If we really are so interconnected, maybe we should pay a little more attention to whom we’re spending our time with, and the ways in which we interact with others and ourself.
I have noticed many of these findings to be true in my own life. Empathy can be extremely powerful, and it has been entirely intuitive for me for as long as I can remember. More often than not, I find it easy to empathize with the point of view of whomever I am with at any given time. There are times when I am more perceptive than others, and in these times I find myself hyper-aware of the emotional state of the people that surround me. If I am not careful, I begin to inherit their traits.
I have felt this before in a very tangible way. If someone close to me is stressed or anxious or depressed, their pain begins to manifest itself in my own life. I find myself seeking control over things I typically feel no need to control. In the past, I have gotten so caught up in everything swirling around me that I forget who I am at my core. Only recently have I been able to recognize this within a few days of it happening and calm myself before I go too far.
In a sense, I can be a social chameleon, blending into the social setting or group I find myself in at any given time. I either bend myself to fit in or choose to stand firmly with my own beliefs on the opposite side of the spectrum – I am not very good at lingering halfway in between.
I have learned there is great value in giving people the space to be themselves and just agree to disagree.
This adaptability is a very natural human tendency; it is what enabled us to thrive in groups for so long. The pull of community is strong. There is, however, a fine balance to be found between seeing someone else’s perspective and losing oneself entirely. It is the dance of learning to observe one’s passing emotions while staying deeply rooted and grounded in oneself.
You are the average of the five people with whom you spend the most time – so choose wisely. If you want to learn, surround yourself with people who are perpetually working to grow. If you wish to expand your perspective and open your mind, spend time with those who love to travel and go on adventures in their spare time.
Of course, this is not simply a one-way street.
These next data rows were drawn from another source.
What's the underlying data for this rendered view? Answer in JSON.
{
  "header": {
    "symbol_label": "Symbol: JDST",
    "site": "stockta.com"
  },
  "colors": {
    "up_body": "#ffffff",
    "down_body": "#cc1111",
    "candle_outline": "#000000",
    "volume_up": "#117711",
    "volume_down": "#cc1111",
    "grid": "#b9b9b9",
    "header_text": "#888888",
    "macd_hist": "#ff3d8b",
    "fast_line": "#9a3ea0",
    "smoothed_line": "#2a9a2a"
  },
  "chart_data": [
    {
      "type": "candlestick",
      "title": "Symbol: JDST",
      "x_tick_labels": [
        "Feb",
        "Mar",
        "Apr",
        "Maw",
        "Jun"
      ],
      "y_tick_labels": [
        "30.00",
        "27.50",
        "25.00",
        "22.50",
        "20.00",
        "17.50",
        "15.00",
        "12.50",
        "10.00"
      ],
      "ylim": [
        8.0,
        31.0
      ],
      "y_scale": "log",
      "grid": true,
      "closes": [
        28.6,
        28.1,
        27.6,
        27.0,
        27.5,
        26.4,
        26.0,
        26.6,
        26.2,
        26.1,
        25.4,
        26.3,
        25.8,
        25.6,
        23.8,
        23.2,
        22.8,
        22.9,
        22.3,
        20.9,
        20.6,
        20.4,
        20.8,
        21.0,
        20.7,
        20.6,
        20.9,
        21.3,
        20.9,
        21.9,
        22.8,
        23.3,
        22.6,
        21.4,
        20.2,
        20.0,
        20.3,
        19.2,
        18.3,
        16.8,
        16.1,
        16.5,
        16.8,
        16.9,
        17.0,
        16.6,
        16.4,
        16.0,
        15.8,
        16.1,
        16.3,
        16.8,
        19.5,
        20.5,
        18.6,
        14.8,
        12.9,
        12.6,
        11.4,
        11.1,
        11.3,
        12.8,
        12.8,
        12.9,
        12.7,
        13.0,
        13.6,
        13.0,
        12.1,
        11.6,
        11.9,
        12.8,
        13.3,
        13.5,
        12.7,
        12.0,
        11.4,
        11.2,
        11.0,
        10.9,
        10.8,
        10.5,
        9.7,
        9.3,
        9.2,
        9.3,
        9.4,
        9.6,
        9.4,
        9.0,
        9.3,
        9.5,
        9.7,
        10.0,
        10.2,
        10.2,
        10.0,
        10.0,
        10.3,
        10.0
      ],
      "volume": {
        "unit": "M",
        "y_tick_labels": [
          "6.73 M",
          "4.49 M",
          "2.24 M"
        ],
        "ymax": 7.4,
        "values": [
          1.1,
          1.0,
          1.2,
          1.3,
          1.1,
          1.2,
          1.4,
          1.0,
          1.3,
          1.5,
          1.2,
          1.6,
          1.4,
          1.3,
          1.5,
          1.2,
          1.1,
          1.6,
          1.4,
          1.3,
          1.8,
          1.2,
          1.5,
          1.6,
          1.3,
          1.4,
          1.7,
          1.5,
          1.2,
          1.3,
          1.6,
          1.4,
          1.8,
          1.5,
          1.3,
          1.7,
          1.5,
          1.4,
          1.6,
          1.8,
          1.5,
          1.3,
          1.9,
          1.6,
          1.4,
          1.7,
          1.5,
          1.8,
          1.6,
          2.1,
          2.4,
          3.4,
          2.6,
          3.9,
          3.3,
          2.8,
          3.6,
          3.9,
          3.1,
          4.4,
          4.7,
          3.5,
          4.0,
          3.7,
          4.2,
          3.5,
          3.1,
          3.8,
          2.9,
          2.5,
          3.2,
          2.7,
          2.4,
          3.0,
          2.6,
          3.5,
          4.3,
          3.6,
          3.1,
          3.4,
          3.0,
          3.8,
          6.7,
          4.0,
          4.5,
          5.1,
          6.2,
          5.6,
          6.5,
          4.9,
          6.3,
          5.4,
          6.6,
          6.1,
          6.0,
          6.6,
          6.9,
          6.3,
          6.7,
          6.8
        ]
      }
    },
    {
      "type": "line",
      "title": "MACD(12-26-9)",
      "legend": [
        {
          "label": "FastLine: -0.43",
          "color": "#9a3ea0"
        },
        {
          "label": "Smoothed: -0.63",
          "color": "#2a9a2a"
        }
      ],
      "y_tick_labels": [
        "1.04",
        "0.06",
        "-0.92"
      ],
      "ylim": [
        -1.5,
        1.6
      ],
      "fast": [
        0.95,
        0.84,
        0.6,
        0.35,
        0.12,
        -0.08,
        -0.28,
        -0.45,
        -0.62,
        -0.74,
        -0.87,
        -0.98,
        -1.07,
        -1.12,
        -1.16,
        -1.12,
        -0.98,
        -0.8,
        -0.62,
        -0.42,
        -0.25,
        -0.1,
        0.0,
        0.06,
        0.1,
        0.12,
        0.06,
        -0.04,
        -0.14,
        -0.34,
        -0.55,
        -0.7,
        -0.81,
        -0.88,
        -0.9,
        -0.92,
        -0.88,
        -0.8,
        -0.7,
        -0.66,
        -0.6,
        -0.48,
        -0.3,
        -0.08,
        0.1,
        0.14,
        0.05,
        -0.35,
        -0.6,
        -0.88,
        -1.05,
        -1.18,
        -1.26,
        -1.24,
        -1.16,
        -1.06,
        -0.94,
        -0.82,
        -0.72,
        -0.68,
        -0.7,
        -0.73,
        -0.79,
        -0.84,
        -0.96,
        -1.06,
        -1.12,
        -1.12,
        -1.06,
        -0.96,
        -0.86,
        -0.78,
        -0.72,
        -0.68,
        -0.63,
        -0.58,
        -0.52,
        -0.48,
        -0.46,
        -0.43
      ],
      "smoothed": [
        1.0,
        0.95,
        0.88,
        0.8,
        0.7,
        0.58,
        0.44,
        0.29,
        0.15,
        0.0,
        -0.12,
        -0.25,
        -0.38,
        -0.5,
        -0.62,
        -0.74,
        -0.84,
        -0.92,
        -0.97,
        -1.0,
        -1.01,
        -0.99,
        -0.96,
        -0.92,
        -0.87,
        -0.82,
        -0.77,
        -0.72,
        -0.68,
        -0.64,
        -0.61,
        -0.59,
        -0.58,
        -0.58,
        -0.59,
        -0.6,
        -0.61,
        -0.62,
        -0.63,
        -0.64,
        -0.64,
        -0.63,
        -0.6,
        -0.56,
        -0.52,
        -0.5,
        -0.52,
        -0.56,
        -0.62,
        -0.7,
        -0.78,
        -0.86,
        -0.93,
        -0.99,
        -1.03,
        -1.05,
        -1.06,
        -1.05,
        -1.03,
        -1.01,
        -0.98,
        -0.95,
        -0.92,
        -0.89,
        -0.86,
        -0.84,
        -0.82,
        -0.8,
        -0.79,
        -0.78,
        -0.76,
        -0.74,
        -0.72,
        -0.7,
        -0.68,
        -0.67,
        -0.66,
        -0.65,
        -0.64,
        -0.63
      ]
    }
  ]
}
You influence the people around you just as much as they influence you. In this way, the kindest thing you can do for the world is first to learn to be gentle with yourself. Acknowledge and accept your worth as a human being, that there are times you are awesome or crazy or sad and that is okay. If you can show up for yourself in this way, you will be more understanding of those around you and in turn, help them accept themselves.
Who do you spend your time with? How do you think can you care for them better?